A. Vince Colella
Moss & Colella P.C.
With the speed of today’s technology, law firms are always striving to keep pace. Recently, I came across a report published by Clio, a legal technology company that offers software many law practices employ today. The Clio 2023 “Trends in the Law” report is based upon survey results from over 1,446 legal professionals and 1,012 adults in the general population. The data and surveys are purported to provide insight into how technology used by law firms is impacting their performance. The report also analyzed a range of methods and data sources to determine the current state of law firm practices as they relate to shaping future growth and performance.
A critical factor in the “trends” report was the impact inflation and lending rates had on the cost of legal services. Interestingly, while lawyer hourly rates have steadily risen by nearly 30% over the past 7 years, they have kept pace with inflation. In the past, hourly rates for lawyers rose at a much faster pace than increases in the consumer price index (CPI). However, this year, lawyer rates remain consistent with CPI — suggestive of a reasonably priced service cost compared with other industries. Of course, personal injury lawyers have provided legal services on a fixed one-third contingency fee, a practice that has remained unchanged since the industrial age. Because it is difficult to calculate actual average hourly compensation of contingent attorneys given the absence of billable hours, only a few studies have been undertaken. One of the studies, based upon a survey of Wisconsin attorneys, suggested that contingent lawyers earned slightly more per hour than non-contingent ones. Other studies suggest that contingency lawyers earn far greater hourly rates when compared to hourly lawyers. Nevertheless, because the contingent percentage does not increase at the rate of inflation, to keep pace with hourly lawyers, contingent attorneys must handle greater volume and obtain significant jury verdicts to keep pace with their counterparts.
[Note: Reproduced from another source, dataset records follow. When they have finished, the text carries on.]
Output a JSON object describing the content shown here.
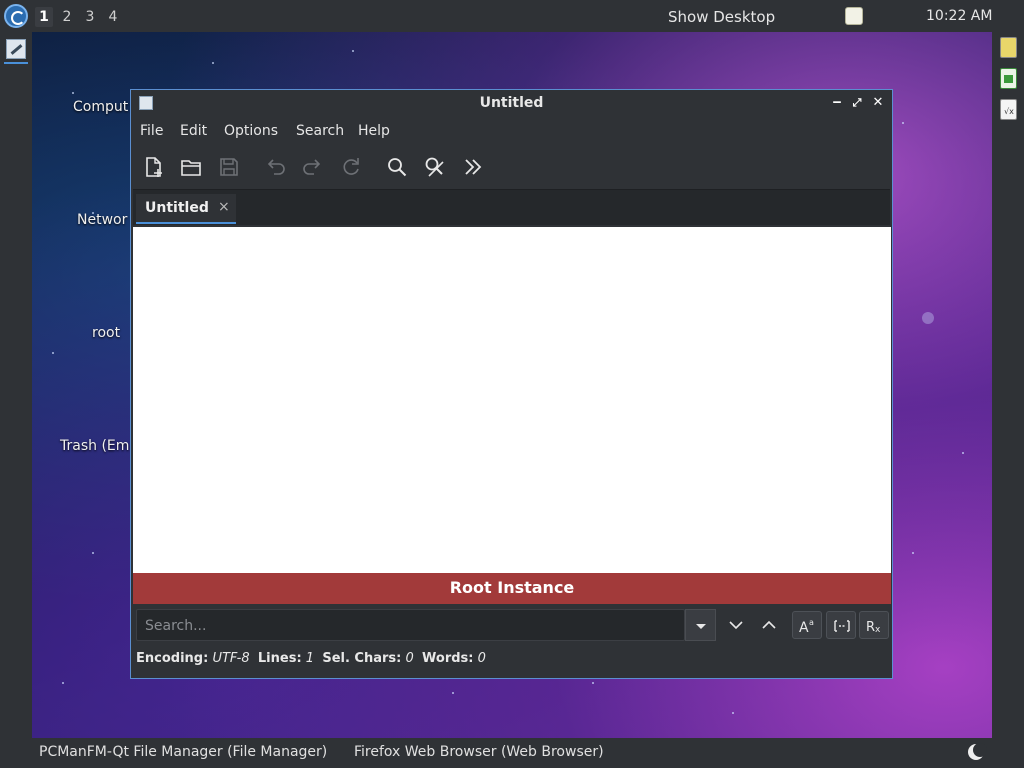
{
  "panel": {
    "workspaces": [
      "1",
      "2",
      "3",
      "4"
    ],
    "active_workspace": "1",
    "show_desktop": "Show Desktop",
    "clock": "10:22 AM"
  },
  "desktop": {
    "icons": [
      {
        "label": "Comput"
      },
      {
        "label": "Networ"
      },
      {
        "label": "root"
      },
      {
        "label": "Trash (Em"
      }
    ]
  },
  "window": {
    "title": "Untitled",
    "menu": [
      "File",
      "Edit",
      "Options",
      "Search",
      "Help"
    ],
    "toolbar_icons": [
      "new-document-icon",
      "open-folder-icon",
      "save-icon",
      "undo-icon",
      "redo-icon",
      "reload-icon",
      "find-icon",
      "find-replace-icon",
      "more-icon"
    ],
    "tab": {
      "label": "Untitled",
      "close": "×"
    },
    "root_banner": "Root Instance",
    "search": {
      "placeholder": "Search..."
    },
    "status": {
      "encoding_label": "Encoding:",
      "encoding_value": "UTF-8",
      "lines_label": "Lines:",
      "lines_value": "1",
      "sel_label": "Sel. Chars:",
      "sel_value": "0",
      "words_label": "Words:",
      "words_value": "0"
    }
  },
  "taskbar": {
    "tasks": [
      "PCManFM-Qt File Manager (File Manager)",
      "Firefox Web Browser (Web Browser)"
    ]
  },
  "colors": {
    "panel_bg": "#2f3236",
    "accent": "#4a90d9",
    "root_banner_bg": "#a23a3a",
    "window_border": "#5b8fd1"
  }
}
The Clio study also found that legal productivity is higher than ever before. The metric of productivity is what the average legal professional earns for their firm. Today, the average legal professionals are reported to be working over 25% more cases and recording 35% more billable hours than 2016. Accordingly, law firms are collecting a higher proportion of revenue for every hour worked. This would also suggest that the collection rate is equal to or better than the performance indicators, i.e., case loads and billable hours. A key measurement of productivity is the “utilization rate.” This measures how much of a lawyer’s eight-hour day is spent toward billable work. Since 2016, non-contingent lawyers have significantly increased their utilization rates by 32%. Yet, despite the incredible boost in lawyer productivity, nearly two-thirds of the day is largely underutilized in terms of billable work. On the other hand, personal injury lawyer productivity is based on results not billable hours or collection. Because “winning” is the ultimate goal of the personal injury lawyer, time is not of major concern. In fact, if compared to the non-contingent model, ideally, the less time a personal injury attorney spends on a case where the results are significant the more “productive” the lawyer would be perceived.
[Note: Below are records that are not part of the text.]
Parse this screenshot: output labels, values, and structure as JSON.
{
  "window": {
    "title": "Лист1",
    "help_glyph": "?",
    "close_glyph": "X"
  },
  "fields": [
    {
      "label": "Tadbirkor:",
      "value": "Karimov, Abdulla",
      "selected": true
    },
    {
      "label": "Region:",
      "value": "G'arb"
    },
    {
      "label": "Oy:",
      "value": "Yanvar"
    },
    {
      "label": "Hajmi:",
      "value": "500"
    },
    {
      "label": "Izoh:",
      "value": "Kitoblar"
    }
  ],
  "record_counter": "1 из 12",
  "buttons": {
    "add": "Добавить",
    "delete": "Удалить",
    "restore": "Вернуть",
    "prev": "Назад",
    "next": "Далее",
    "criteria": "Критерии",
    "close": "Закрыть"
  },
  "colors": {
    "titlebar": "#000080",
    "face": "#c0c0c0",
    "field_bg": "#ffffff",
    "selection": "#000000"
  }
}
The other predominant development taking the legal field by storm is the advent of generative artificial intelligence (AI). This technology has progressed so quickly that it now has the capacity to perform many of the complex tasks that only the human mind has been capable of. “AI solutions” has become all the rage and many law firms — previously weary of the technology — are now beginning to embrace it. A recent breakthrough in new “deep learning architecture” known as a “transformer” has resulted in the development of large language models that have the ability to understand and create text. In terms of the day-to-day functions of a lawyer, writing is the most taxing time-occupier. However, with the emergence of artificial intelligence, letters, emails, briefs and other original legal writing will likely become extinct.
Some see AI as an extreme risk to the legal profession and fear of mass eliminations of jobs is creating trepidation. Of course, we have seen examples of this where occupations are losing to technological substitutes, i.e., grocery store cashiers. However, those who embrace AI rather than resist it are more likely to have a greater capability to create knowledge and perspective with minimal effort. From the personal injury standpoint, AI is not generally perceived as a threat to the profession given the need for jury trials. The technology, while useful in the day-to-day working lives of the personal injury attorney, will not serve as a substitute for actually taking their cases to a jury.
A. Vince Colella is a co-founder of personal injury and civil rights law firm Moss & Colella.